30 May 2019
Radial glial cells (RGCs), a type of neural stem cell in the developing brain, not only generate progenitors, newly born neurons and glial cells, but also deliver neurons through its process to the appropriate cortical target layers. Thus, the function of RGCs is crucial for cortex development, in which Cl − channels are thought to play a role. Here we highlight that Anoctamin 1 (ANO1)/TMEM16A, a Ca 2+-activated Cl − channel, mediates the process extension in RGCs. ANO1-null mice show a decrease in cortical thickness with disorganized cortical layers. Thus, as a Cl − channel, ANO1 is involved in the process maturation of RGCs and contributes to cortex development.
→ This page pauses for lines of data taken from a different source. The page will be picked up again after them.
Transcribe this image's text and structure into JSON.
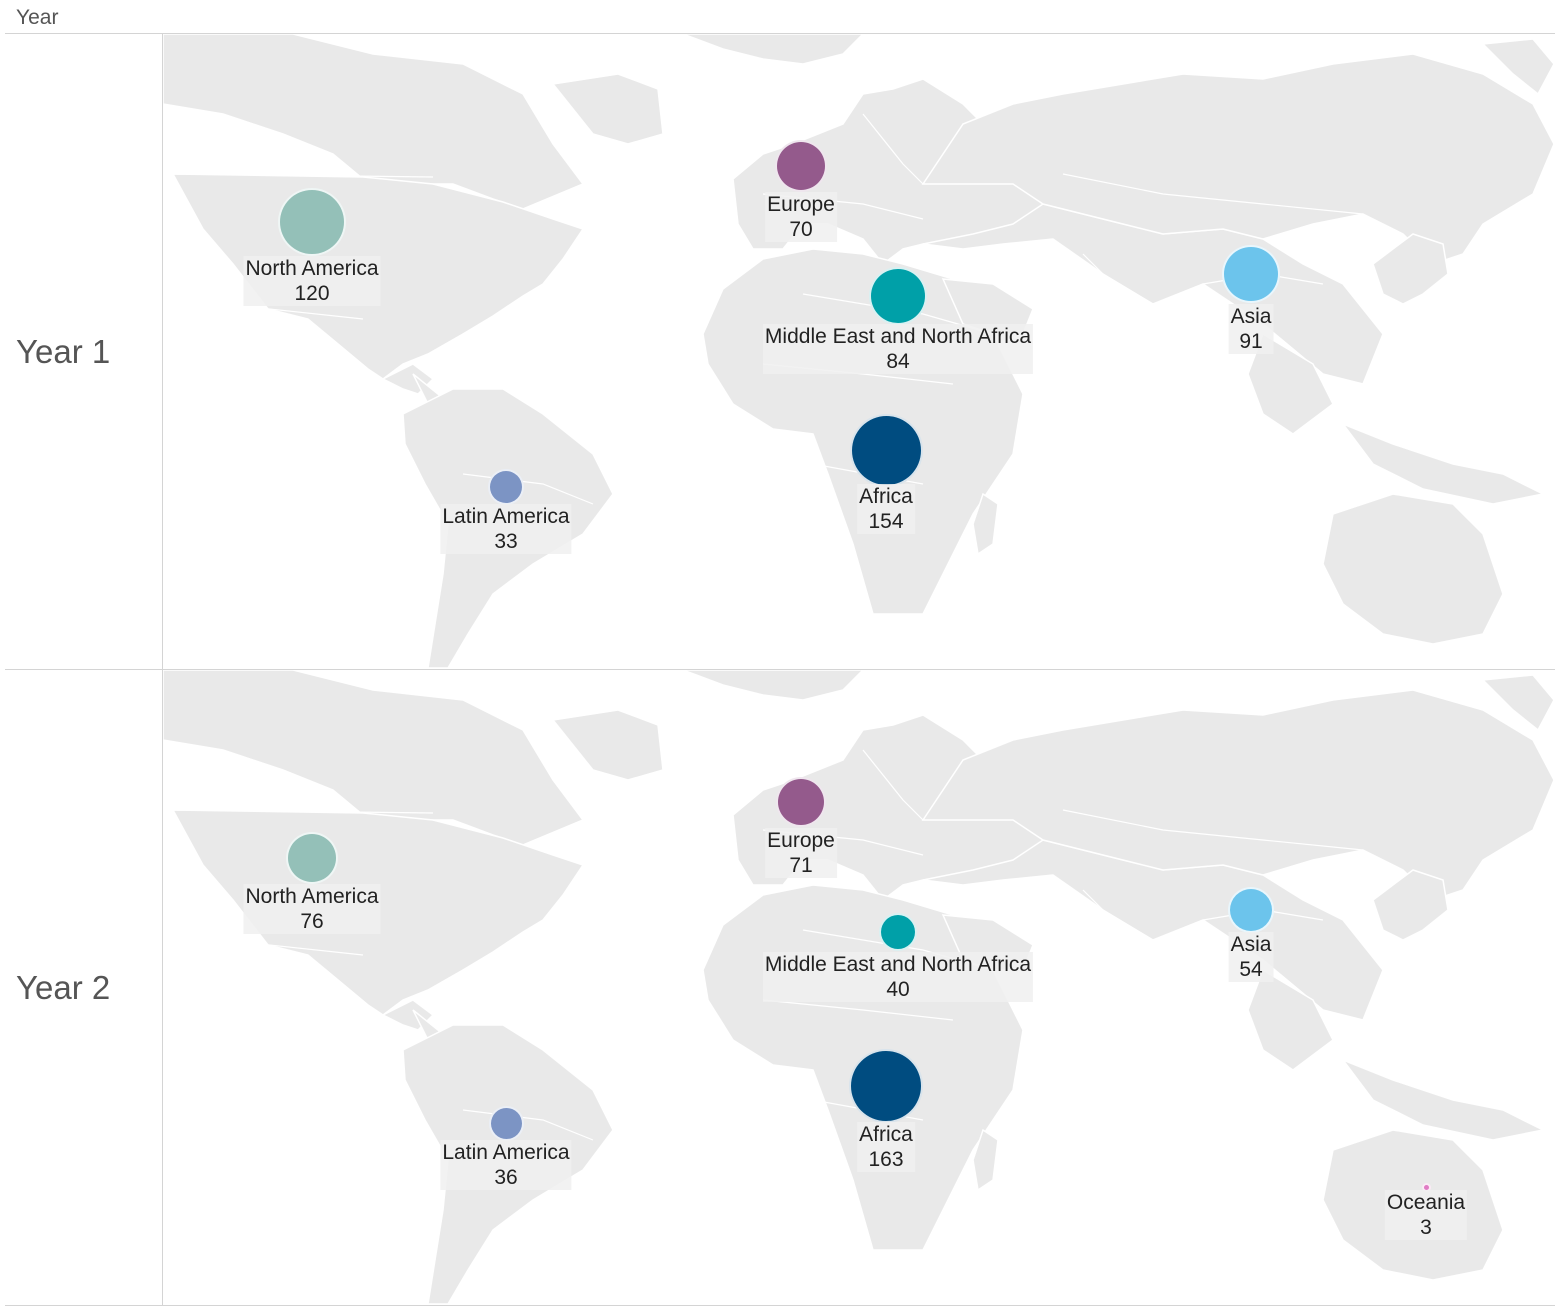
{
  "header": {
    "title": "Year"
  },
  "panels": [
    {
      "label": "Year 1",
      "regions": [
        {
          "name": "North America",
          "value": "120",
          "color": "#94c0b8"
        },
        {
          "name": "Europe",
          "value": "70",
          "color": "#945a8c"
        },
        {
          "name": "Middle East and North Africa",
          "value": "84",
          "color": "#00a0a8"
        },
        {
          "name": "Asia",
          "value": "91",
          "color": "#6cc4ec"
        },
        {
          "name": "Africa",
          "value": "154",
          "color": "#004c80"
        },
        {
          "name": "Latin America",
          "value": "33",
          "color": "#7c94c4"
        }
      ]
    },
    {
      "label": "Year 2",
      "regions": [
        {
          "name": "North America",
          "value": "76",
          "color": "#94c0b8"
        },
        {
          "name": "Europe",
          "value": "71",
          "color": "#945a8c"
        },
        {
          "name": "Middle East and North Africa",
          "value": "40",
          "color": "#00a0a8"
        },
        {
          "name": "Asia",
          "value": "54",
          "color": "#6cc4ec"
        },
        {
          "name": "Africa",
          "value": "163",
          "color": "#004c80"
        },
        {
          "name": "Latin America",
          "value": "36",
          "color": "#7c94c4"
        },
        {
          "name": "Oceania",
          "value": "3",
          "color": "#e07cc4"
        }
      ]
    }
  ]
}
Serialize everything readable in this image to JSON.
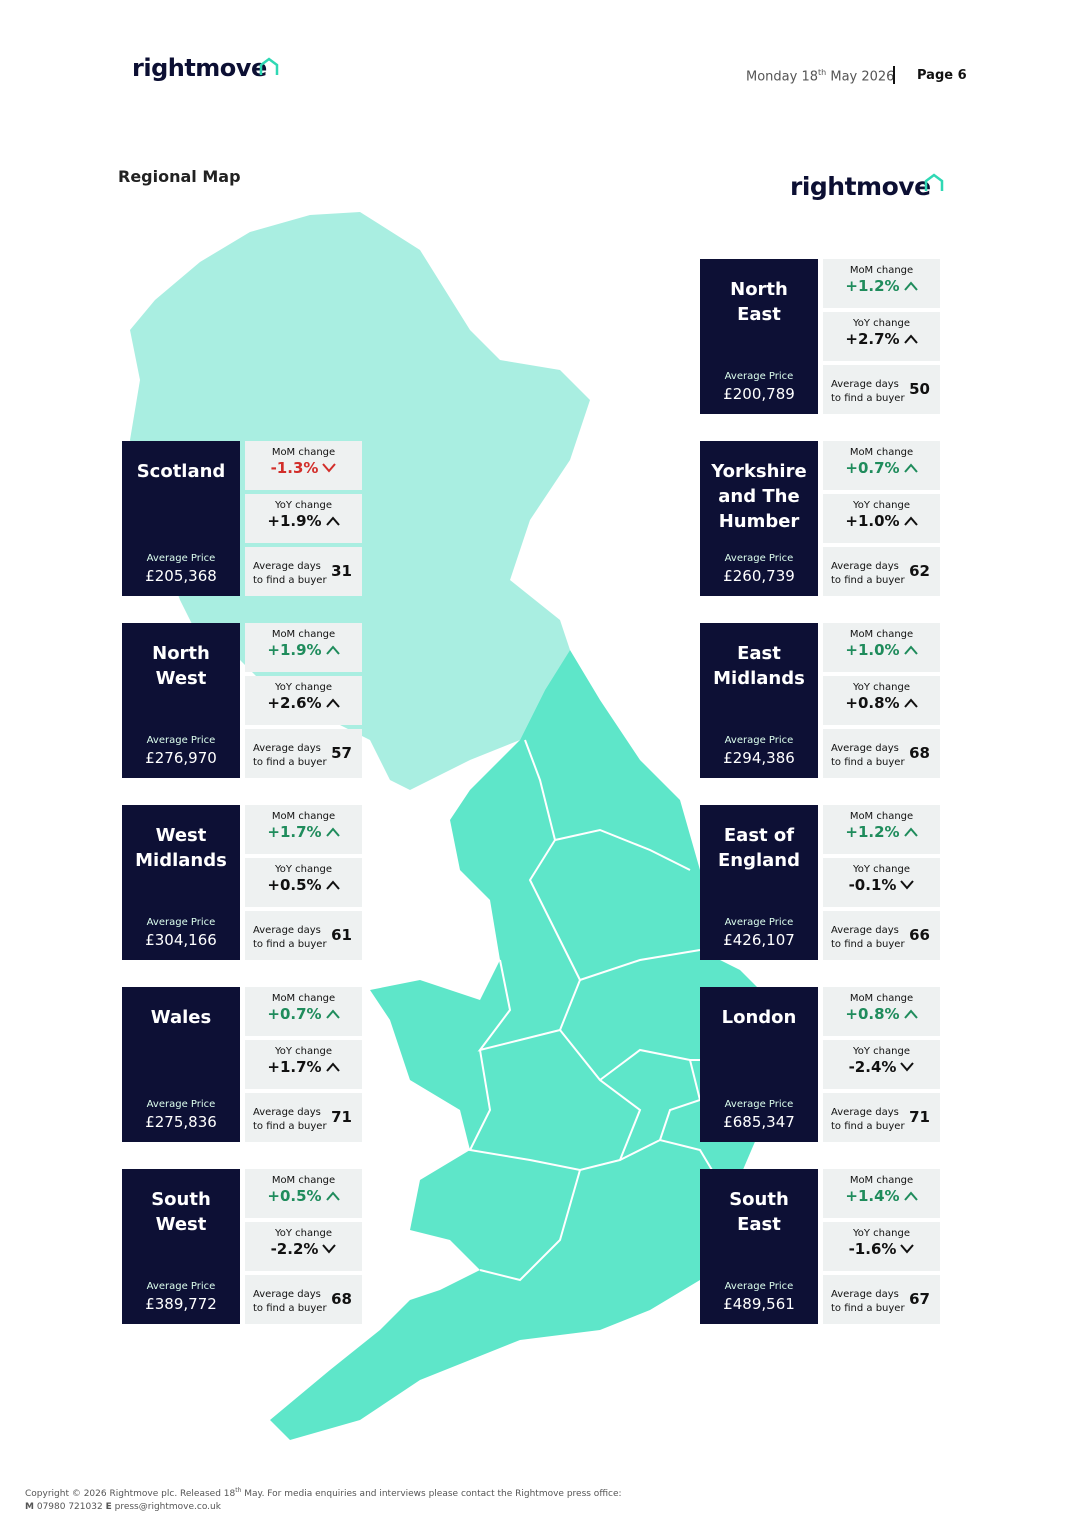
{
  "header": {
    "logo": "rightmove",
    "date_main": "Monday 18",
    "date_sup": "th",
    "date_rest": "May 2026",
    "page": "Page 6"
  },
  "title": "Regional Map",
  "map_logo": "rightmove",
  "labels": {
    "mom": "MoM change",
    "yoy": "YoY change",
    "avg_price": "Average Price",
    "days_1": "Average days",
    "days_2": "to find a buyer"
  },
  "regions": [
    {
      "name": "North East",
      "price": "£200,789",
      "mom": "+1.2%",
      "yoy": "+2.7%",
      "days": 50
    },
    {
      "name": "Scotland",
      "price": "£205,368",
      "mom": "-1.3%",
      "yoy": "+1.9%",
      "days": 31
    },
    {
      "name": "Yorkshire and The Humber",
      "price": "£260,739",
      "mom": "+0.7%",
      "yoy": "+1.0%",
      "days": 62
    },
    {
      "name": "North West",
      "price": "£276,970",
      "mom": "+1.9%",
      "yoy": "+2.6%",
      "days": 57
    },
    {
      "name": "East Midlands",
      "price": "£294,386",
      "mom": "+1.0%",
      "yoy": "+0.8%",
      "days": 68
    },
    {
      "name": "West Midlands",
      "price": "£304,166",
      "mom": "+1.7%",
      "yoy": "+0.5%",
      "days": 61
    },
    {
      "name": "East of England",
      "price": "£426,107",
      "mom": "+1.2%",
      "yoy": "-0.1%",
      "days": 66
    },
    {
      "name": "Wales",
      "price": "£275,836",
      "mom": "+0.7%",
      "yoy": "+1.7%",
      "days": 71
    },
    {
      "name": "London",
      "price": "£685,347",
      "mom": "+0.8%",
      "yoy": "-2.4%",
      "days": 71
    },
    {
      "name": "South West",
      "price": "£389,772",
      "mom": "+0.5%",
      "yoy": "-2.2%",
      "days": 68
    },
    {
      "name": "South East",
      "price": "£489,561",
      "mom": "+1.4%",
      "yoy": "-1.6%",
      "days": 67
    }
  ],
  "footer": {
    "line1_a": "Copyright © 2026 Rightmove plc. Released 18",
    "line1_sup": "th",
    "line1_b": " May. For media enquiries and interviews please contact the Rightmove press office:",
    "m_label": "M",
    "phone": "07980 721032",
    "e_label": "E",
    "email": "press@rightmove.co.uk"
  }
}
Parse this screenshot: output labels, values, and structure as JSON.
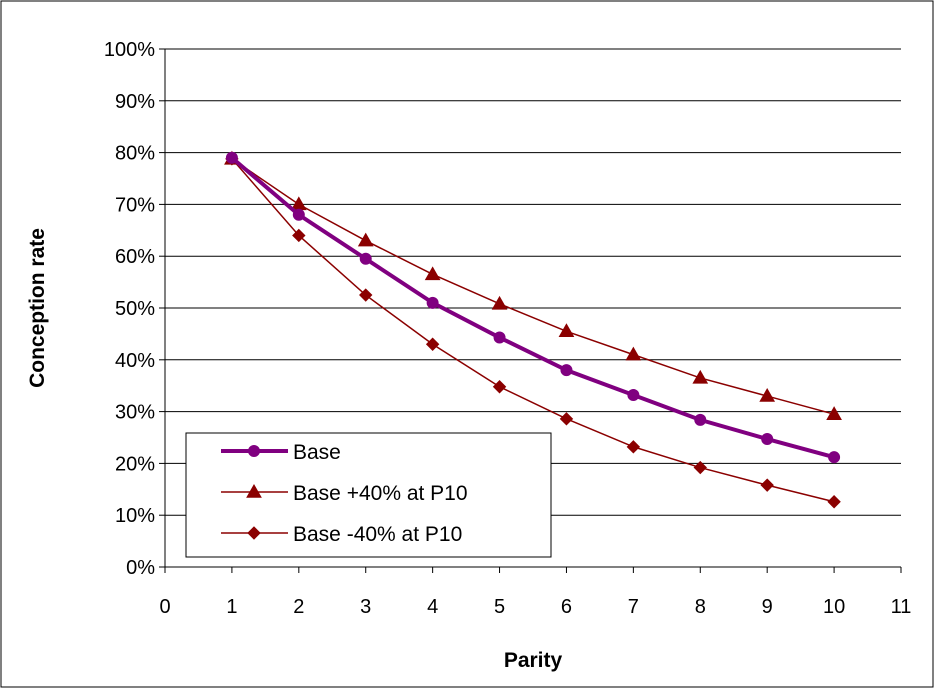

Neural stem cells (NSCs) are primary progenitor cells in the early developmental stage in the brain that initiate a diverse lineage of differentiated neurons and glia. Radial glial cells (RGCs), a type of neural stem cell in the ventricular zone, are essential for nurturing and delivering new immature neurons to the appropriate cortical target layers. Here we report that Anoctamin 1 (ANO1)/TMEM16A, a Ca 2+-activated chloride channel, mediates the Ca 2+-dependent process extension of RGCs. ANO1 is highly expressed and functionally active in RGCs of the mouse embryonic ventricular zone. Knockdown of ANO1 suppresses RGC process extension and protrusions, whereas ANO1 overexpression stimulates process extension. Among various trophic factors, brain-derived neurotrophic factor (BDNF) activates ANO1, which is required for BDNF-induced process extension in RGCs. More importantly, Ano1-deficient mice exhibited disrupted cortical layers and reduced cortical thickness. We thus conclude that the regulation of RGC process extension by ANO1 contributes to the normal formation of mouse embryonic brain.